Financial highlights

  • Sales reached 867,619 tons, up 4% from the previous quarter and 27% year-over-year; production was 840,688 tons, up 1% quarter-on-quarter and 13% year-over-year.

  • Average CIF price for high-grade lumpy ore was US$4.10/dmtu, up from US$3.86/dmtu in Q1 FY2026; average realized prices for manganese ore rose 6% quarter-on-quarter.

  • Operating costs were $2.24 USD FOB per dmtu, slightly down quarter-on-quarter and 8% year-over-year.

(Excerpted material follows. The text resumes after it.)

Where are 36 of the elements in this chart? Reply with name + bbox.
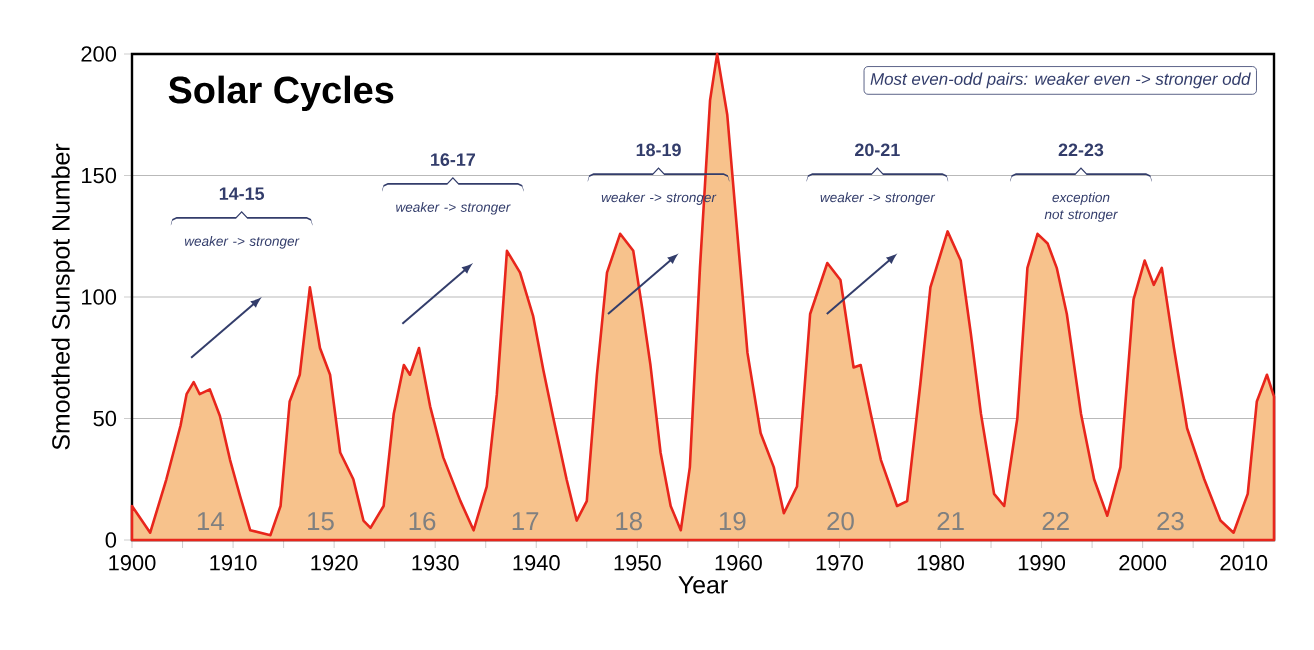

  • Cash at Tshipi was steady at AUD 137 million, down 2% from the previous quarter after tax and royalty payments.

  • Marketing entity EBITDA was A$2.0m, with NPAT of A$1.4m for the quarter.

Outlook and guidance

  • Interim dividend decision for 31 December will be made in the next month, following the usual two-step process.

  • Market conditions remain supportive post-quarter, with strong manganese prices, stable stockpiles, and favorable freight rates.

  • Most market forecasts for the next six months have been revised upwards, reflecting robust demand and supportive FX trends.

  • Manganese prices expected to remain supported by seasonal restocking in China and robust alloy production.

  • Freight rates decreased by 6% post quarter-end, potentially supporting margins.